Perhaps an apology brings some satisfaction that we who thought we were right indeed (mostly) were and it certainly helps pave the road to forgiveness and reconciliation. But perhaps the most important feature is the acknowledgment from the person apologizing that what they said or did was indeed wrong. It is the first step taken to hope they won’t repeat it. Without an apology, one is left with the sense that it could, and probably will, happen again if there is no sense of remorse.

As on a personal level, so on a political level. Germany has created museums from its concentration camps, a public acknowledgment of the horrors of their past to teach the next generation what was so terribly wrong. And a bus stop in Australia, I read this impressive apology from the government to the Aboriginal peoples.




Where is the American equivalent? It took a racially-motivated terrorist attack in Charleston last year to finally get state governments in various Southern States to stop flying Confederate flags in honor of some glorious past that some still missed, a past dependent on inhuman and brutal slave labor. (The German equivalent would have been for state buildings to continue to display the swastika). Some years back, I visited a slave plantation and bought children’s books that said “Slavery was wrong” on one page and “here is the mistress in her beautiful bedroom making out the list of the day’s chores” on the next. Most of the tour was devoted to a ghost story to sideline the fact that the entire country is haunted by the ghosts of millions enslaved and murdered. And millions more Native Americans wiped out or shoved off to reservations.

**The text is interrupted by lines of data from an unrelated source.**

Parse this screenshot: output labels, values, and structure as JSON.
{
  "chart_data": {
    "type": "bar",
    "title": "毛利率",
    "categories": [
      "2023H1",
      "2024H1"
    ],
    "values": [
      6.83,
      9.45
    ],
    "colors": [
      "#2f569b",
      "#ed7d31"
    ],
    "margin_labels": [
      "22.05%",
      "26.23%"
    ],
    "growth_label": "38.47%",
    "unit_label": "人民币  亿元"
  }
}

Imagine living with centuries of abuse, hatred and intolerance without any formal, official or public apology. Imagine the courage to forgive without forgetting, the constant struggle to summon one’s resources of spirit so as not to be infected with hatred in return, the courage and stamina to turn the other cheek decade after decade, century after century, to summon some inner source of dignity denied from the outside, all the while speaking out against social injustice to a greater culture that has never publicly apologized nor seems to show any intention of ever doing so. The mind reels. Knowing what it cost me to try to forgive a single individual who wished me harm, I bow to those who shoulder this burden daily.

Perhaps Trump’s wall-building to keep out “lazy Mexican rapists,” “killing Muslims with bullets soaked in pig’s blood” and the like is fueled somewhat by our culture’s inability to publicly apologize. “Denial ain’t just a river in Egypt” and our long history of whitewashing our own atrocities, constantly pointing to the other as the “evil empires,” and fantasy of making “America great again” by reserving it for white folks only in the good ole boys club is healthy for exactly no one. A government document alone won’t stop police from killing innocent young black men or hold them accountable when they do, but it’s a necessary first step toward the healing we so desperately need. Imagine the power of telling Native Americans and African-Americans (for starters—the list continues) that it was wrong to build a nation on their land and labor and boast about how great we are. Imagine the courage to tell the world that public figures who have statues in public places, streets and airports named after them, did shameful things to their fellow human beings encouraged and protected by ideologies of privilege, prejudice and intolerance. It would be a difficult but impressive first step to show our commitment to increasing justice, inclusion, compassion.

And all we have to do is say two words: “I’m sorry.”